Sono i dilettanti a salvare il calcio in Italia ed in FVG


Siamo un Paese di dilettantistico verrebbe da dire leggendo i dati del report sullo stato del nostro calcio. E non è mica una vergogna ciò. Anzi.  
Come è noto il calcio è prevalentemente business ma non solo. Altrimenti questo sport, che a livello professionistico è appunto un lavoro serio, una professione piena, sarebbe già altro. E’ interessante sapere che a livello economico, il settore calcistico incide per il 46% del fatturato dello sport business mondiale (26,6 miliardi di euro rispetto ai 57,3 totali). Tra il 1996 e il 2015 i ricavi totali delle Top Division europee sono cresciuti in media ogni anno del 9,3% (da 2,8 a 16,9 miliardi).  Cifre impressionanti. Così come è importante sapere che sono circa poco più di 13 mila le società e 71 mila all’incirca le squadre affiliate alla FIGC. Un movimento importante con oltre un milione di tesserati tra calciatori, tecnici, arbitri e dirigenti.

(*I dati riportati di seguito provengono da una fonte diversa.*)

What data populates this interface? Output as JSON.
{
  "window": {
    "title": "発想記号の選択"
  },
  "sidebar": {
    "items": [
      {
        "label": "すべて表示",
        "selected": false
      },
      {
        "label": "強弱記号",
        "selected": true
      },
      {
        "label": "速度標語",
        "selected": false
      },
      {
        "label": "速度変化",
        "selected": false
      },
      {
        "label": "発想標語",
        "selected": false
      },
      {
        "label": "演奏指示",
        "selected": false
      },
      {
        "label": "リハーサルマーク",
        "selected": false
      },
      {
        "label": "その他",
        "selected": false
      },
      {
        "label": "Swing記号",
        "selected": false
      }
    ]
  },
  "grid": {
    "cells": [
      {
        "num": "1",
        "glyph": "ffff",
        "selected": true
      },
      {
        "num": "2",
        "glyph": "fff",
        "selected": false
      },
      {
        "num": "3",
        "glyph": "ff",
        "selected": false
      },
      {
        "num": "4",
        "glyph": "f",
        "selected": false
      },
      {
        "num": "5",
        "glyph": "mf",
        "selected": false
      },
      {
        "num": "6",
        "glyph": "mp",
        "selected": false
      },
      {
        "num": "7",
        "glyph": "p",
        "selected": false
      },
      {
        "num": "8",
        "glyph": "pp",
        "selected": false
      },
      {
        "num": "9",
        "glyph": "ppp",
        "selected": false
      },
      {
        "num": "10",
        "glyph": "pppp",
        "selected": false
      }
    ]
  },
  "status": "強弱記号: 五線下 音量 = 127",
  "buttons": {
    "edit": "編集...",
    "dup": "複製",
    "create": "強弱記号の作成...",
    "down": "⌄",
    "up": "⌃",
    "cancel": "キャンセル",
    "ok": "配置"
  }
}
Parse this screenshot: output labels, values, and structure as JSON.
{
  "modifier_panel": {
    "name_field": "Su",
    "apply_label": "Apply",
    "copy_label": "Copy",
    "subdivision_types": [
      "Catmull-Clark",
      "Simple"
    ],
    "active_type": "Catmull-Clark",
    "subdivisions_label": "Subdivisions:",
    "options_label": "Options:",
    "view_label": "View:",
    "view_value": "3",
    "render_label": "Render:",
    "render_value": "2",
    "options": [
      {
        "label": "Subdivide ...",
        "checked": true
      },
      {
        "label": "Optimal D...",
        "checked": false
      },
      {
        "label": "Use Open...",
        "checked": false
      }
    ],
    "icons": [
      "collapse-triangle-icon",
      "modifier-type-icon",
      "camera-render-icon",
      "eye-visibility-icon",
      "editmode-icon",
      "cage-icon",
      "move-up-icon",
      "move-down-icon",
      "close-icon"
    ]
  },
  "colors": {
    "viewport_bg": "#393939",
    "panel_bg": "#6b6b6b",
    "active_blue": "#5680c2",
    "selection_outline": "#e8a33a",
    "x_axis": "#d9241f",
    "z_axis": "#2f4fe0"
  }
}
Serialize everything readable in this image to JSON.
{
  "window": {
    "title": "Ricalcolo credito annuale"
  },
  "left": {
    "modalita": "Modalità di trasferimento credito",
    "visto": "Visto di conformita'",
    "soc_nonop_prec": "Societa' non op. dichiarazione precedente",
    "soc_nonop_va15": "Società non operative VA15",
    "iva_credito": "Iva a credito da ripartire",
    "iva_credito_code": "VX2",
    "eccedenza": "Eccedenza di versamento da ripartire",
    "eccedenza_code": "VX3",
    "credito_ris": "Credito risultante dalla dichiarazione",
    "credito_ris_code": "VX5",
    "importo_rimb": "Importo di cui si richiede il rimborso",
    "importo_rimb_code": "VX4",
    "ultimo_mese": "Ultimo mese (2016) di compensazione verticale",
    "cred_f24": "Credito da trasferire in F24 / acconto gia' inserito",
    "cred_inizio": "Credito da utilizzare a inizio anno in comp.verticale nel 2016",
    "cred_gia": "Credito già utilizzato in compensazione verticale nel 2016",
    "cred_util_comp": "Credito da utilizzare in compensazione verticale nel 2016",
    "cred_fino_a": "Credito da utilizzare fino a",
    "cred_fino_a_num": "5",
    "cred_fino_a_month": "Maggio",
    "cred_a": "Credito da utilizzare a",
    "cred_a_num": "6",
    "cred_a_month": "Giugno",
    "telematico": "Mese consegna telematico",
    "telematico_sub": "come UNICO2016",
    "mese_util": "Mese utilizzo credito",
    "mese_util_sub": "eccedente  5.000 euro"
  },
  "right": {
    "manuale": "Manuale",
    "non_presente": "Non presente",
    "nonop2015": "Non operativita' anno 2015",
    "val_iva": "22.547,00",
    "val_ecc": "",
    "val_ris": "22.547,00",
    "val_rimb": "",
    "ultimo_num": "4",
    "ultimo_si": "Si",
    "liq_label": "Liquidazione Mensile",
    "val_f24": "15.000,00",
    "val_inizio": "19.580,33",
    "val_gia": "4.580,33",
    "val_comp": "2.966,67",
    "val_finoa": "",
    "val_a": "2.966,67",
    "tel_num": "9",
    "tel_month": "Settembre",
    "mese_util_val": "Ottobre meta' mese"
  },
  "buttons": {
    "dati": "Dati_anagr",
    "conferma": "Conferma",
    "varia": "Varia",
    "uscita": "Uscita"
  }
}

Ma la vera sorpresa, se così possiamo chiamarla, arriva dal calcio dilettantistico. Che è forse quella dimensione che rende il calcio ancora uno sport amabile, radicato nei territori e calamita di passione e sportività genuina.
La vera risorsa di questo Paese. D’altronde basta leggere i giornali locali per vedere lo spazio che viene dedicato alle competizioni sportive locali, prevalentemente dilettantistiche, rispetto a quelle nazionali di carattere professionistico. In base ai dati come sussistenti il calcio dilettantistico e giovanile continua a rappresentare il principale movimento sportivo presente in Italia: nel 2015-2016 si contano 13.024 società e 70.479 squadre, per un totale di 1.050.708 calciatori (di cui il 64% impegnati nell’attività di Settore Giovanile e Scolastico)in termini di calciatori tesserati Lombardia (180.048), Veneto (108.117), Lazio (97.071), Toscana (82.499) ed Emilia Romagna (80.981) contano a livello aggregato per il 52,2% del totale.

In FVG vi sono poco più di 26 mila giocatori tra dilettanti e settore giovanile scolastico, con circa 266 società dilettantistiche, con un tesserato ogni 46 abitanti circa. 634 sono i campi da gioco in FVG.  Come è stato osservato a livello federale, “ i dati sui calciatori tesserati testimoniano quanto il calcio dilettantistico e giovanile rappresenti uno sport profondamente diffuso e radicato (a livello nazionale, circa un italiano su 58 risulta tesserato per una società di calcio)”. Ma quanto si investe realmente in questo sport? In questa dimensione, spesso abbandonata a se stessa ed ai sacrifici enormi dei singoli?